Although Amazon can't altogether replace the experience of physically standing in an art gallery to look at pieces, it's tried to emulate the experience. This includes one feature Faricy is particularly proud of, "view in room." The feature generates an image of the selected art piece in a room with furniture. It's already developed a bit since Amazon Art launched, adding more pieces of furniture to the image, but Faricy says this is an area Amazon wants to develop more.

 
Amazon Art's "view in room" feature. Screenshot by Donna Tam/CNET

"View in room" has potentially broader applications. Faricy said he could see the same techniques applied to large flat-screen TVs. Dynamic shipping, which has been very popular among wine customers, could also be applied elsewhere on the Amazon site, he said.

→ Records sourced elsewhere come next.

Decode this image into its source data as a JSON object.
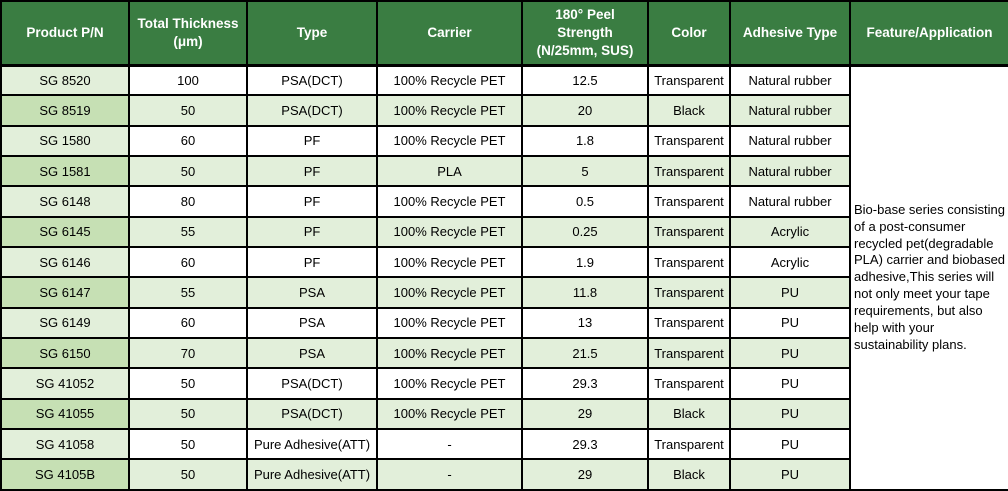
{
  "colors": {
    "header_bg": "#3A7D42",
    "header_text": "#FFFFFF",
    "row_alt_bg": "#E2EFDA",
    "first_col_bg": "#E2EFDA",
    "first_col_alt_bg": "#C6E0B4",
    "border": "#000000"
  },
  "table": {
    "columns": [
      {
        "key": "pn",
        "label": "Product P/N"
      },
      {
        "key": "thickness",
        "label": "Total Thickness\n(μm)"
      },
      {
        "key": "type",
        "label": "Type"
      },
      {
        "key": "carrier",
        "label": "Carrier"
      },
      {
        "key": "peel",
        "label": "180° Peel\nStrength\n(N/25mm, SUS)"
      },
      {
        "key": "color",
        "label": "Color"
      },
      {
        "key": "adhesive",
        "label": "Adhesive Type"
      },
      {
        "key": "feature",
        "label": "Feature/Application"
      }
    ],
    "rows": [
      {
        "pn": "SG 8520",
        "thickness": "100",
        "type": "PSA(DCT)",
        "carrier": "100% Recycle PET",
        "peel": "12.5",
        "color": "Transparent",
        "adhesive": "Natural rubber"
      },
      {
        "pn": "SG 8519",
        "thickness": "50",
        "type": "PSA(DCT)",
        "carrier": "100% Recycle PET",
        "peel": "20",
        "color": "Black",
        "adhesive": "Natural rubber"
      },
      {
        "pn": "SG 1580",
        "thickness": "60",
        "type": "PF",
        "carrier": "100% Recycle PET",
        "peel": "1.8",
        "color": "Transparent",
        "adhesive": "Natural rubber"
      },
      {
        "pn": "SG 1581",
        "thickness": "50",
        "type": "PF",
        "carrier": "PLA",
        "peel": "5",
        "color": "Transparent",
        "adhesive": "Natural rubber"
      },
      {
        "pn": "SG 6148",
        "thickness": "80",
        "type": "PF",
        "carrier": "100% Recycle PET",
        "peel": "0.5",
        "color": "Transparent",
        "adhesive": "Natural rubber"
      },
      {
        "pn": "SG 6145",
        "thickness": "55",
        "type": "PF",
        "carrier": "100% Recycle PET",
        "peel": "0.25",
        "color": "Transparent",
        "adhesive": "Acrylic"
      },
      {
        "pn": "SG 6146",
        "thickness": "60",
        "type": "PF",
        "carrier": "100% Recycle PET",
        "peel": "1.9",
        "color": "Transparent",
        "adhesive": "Acrylic"
      },
      {
        "pn": "SG 6147",
        "thickness": "55",
        "type": "PSA",
        "carrier": "100% Recycle PET",
        "peel": "11.8",
        "color": "Transparent",
        "adhesive": "PU"
      },
      {
        "pn": "SG 6149",
        "thickness": "60",
        "type": "PSA",
        "carrier": "100% Recycle PET",
        "peel": "13",
        "color": "Transparent",
        "adhesive": "PU"
      },
      {
        "pn": "SG 6150",
        "thickness": "70",
        "type": "PSA",
        "carrier": "100% Recycle PET",
        "peel": "21.5",
        "color": "Transparent",
        "adhesive": "PU"
      },
      {
        "pn": "SG 41052",
        "thickness": "50",
        "type": "PSA(DCT)",
        "carrier": "100% Recycle PET",
        "peel": "29.3",
        "color": "Transparent",
        "adhesive": "PU"
      },
      {
        "pn": "SG 41055",
        "thickness": "50",
        "type": "PSA(DCT)",
        "carrier": "100% Recycle PET",
        "peel": "29",
        "color": "Black",
        "adhesive": "PU"
      },
      {
        "pn": "SG 41058",
        "thickness": "50",
        "type": "Pure Adhesive(ATT)",
        "carrier": "-",
        "peel": "29.3",
        "color": "Transparent",
        "adhesive": "PU"
      },
      {
        "pn": "SG 4105B",
        "thickness": "50",
        "type": "Pure Adhesive(ATT)",
        "carrier": "-",
        "peel": "29",
        "color": "Black",
        "adhesive": "PU"
      }
    ],
    "feature_text": "Bio-base series consisting of a post-consumer recycled pet(degradable PLA) carrier and  biobased adhesive,This series will not only meet your tape requirements, but also help with your sustainability plans."
  }
}
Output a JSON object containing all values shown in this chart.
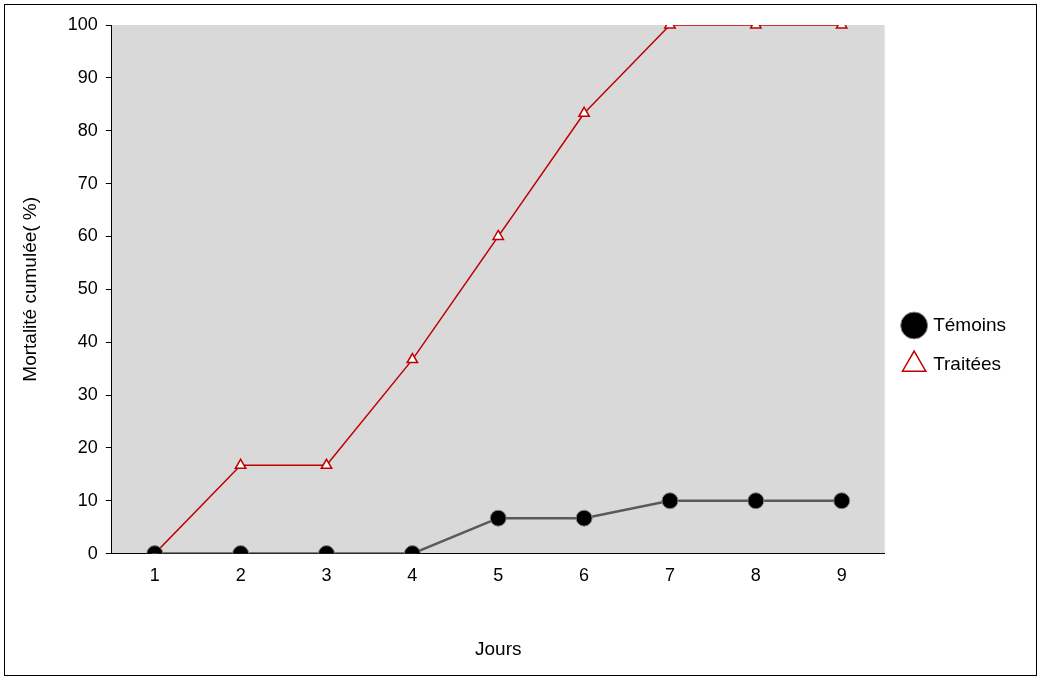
{
  "chart_data": {
    "type": "line",
    "xlabel": "Jours",
    "ylabel": "Mortalité cumulée( %)",
    "categories": [
      "1",
      "2",
      "3",
      "4",
      "5",
      "6",
      "7",
      "8",
      "9"
    ],
    "series": [
      {
        "name": "Témoins",
        "color": "#595959",
        "marker": "circle",
        "values": [
          0,
          0,
          0,
          0,
          6.7,
          6.7,
          10,
          10,
          10
        ]
      },
      {
        "name": "Traitées",
        "color": "#c00000",
        "marker": "triangle",
        "values": [
          0,
          16.7,
          16.7,
          36.7,
          60,
          83.3,
          100,
          100,
          100
        ]
      }
    ],
    "ylim": [
      0,
      100
    ],
    "yticks": [
      0,
      10,
      20,
      30,
      40,
      50,
      60,
      70,
      80,
      90,
      100
    ],
    "grid": false,
    "legend": "right",
    "line_style": "solid"
  }
}
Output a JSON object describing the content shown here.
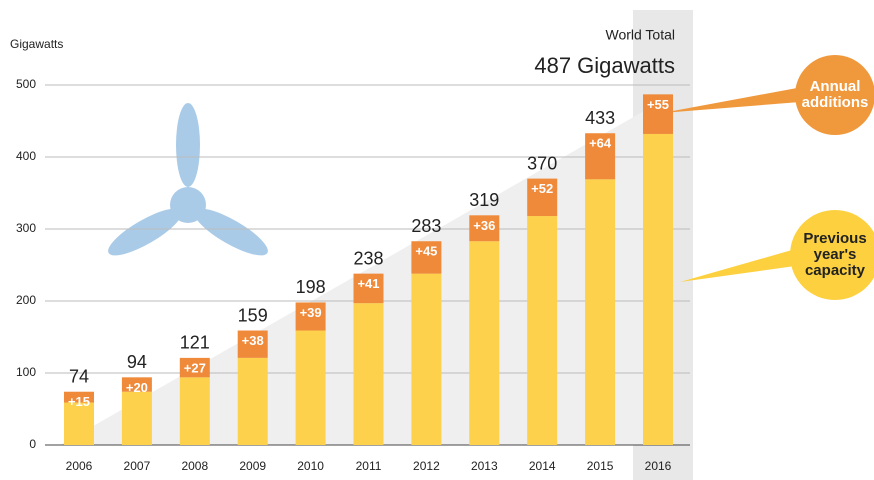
{
  "chart_data": {
    "type": "stacked_bar",
    "y_label": "Gigawatts",
    "annotation_title": "World Total",
    "annotation_value": "487 Gigawatts",
    "categories": [
      "2006",
      "2007",
      "2008",
      "2009",
      "2010",
      "2011",
      "2012",
      "2013",
      "2014",
      "2015",
      "2016"
    ],
    "series": [
      {
        "name": "Previous year's capacity",
        "color": "#fdd14b",
        "values": [
          59,
          74,
          94,
          121,
          159,
          197,
          238,
          283,
          318,
          369,
          432
        ]
      },
      {
        "name": "Annual additions",
        "color": "#ef8a3b",
        "values": [
          15,
          20,
          27,
          38,
          39,
          41,
          45,
          36,
          52,
          64,
          55
        ],
        "value_labels": [
          "+15",
          "+20",
          "+27",
          "+38",
          "+39",
          "+41",
          "+45",
          "+36",
          "+52",
          "+64",
          "+55"
        ]
      }
    ],
    "totals": [
      74,
      94,
      121,
      159,
      198,
      238,
      283,
      319,
      370,
      433,
      null
    ],
    "ylim": [
      0,
      500
    ],
    "yticks": [
      0,
      100,
      200,
      300,
      400,
      500
    ],
    "grid": true
  }
}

Of course, these are just possibilities. It's still early days for both the art and wine categories, but if Amazon can tackle this, they can continue to move up the chain in the luxury markets. This includes the secondary market that resells used lux items, such jewelry or handbags, according to Marshal Cohen a retail analyst at NPD Group.

It's what eBay already does successfully, and a model Amazon wants to emulate since it's yet another way to sell everything.

"It's not only about having a product -- they want to be the first place you go," he said, no matter if you're selling or buying.

Correction, 7:55 a.m. PT: The fees that third-party sellers pay on Amazon were stated incorrectly. Sellers pay a small revenue-sharing fee for each item sold.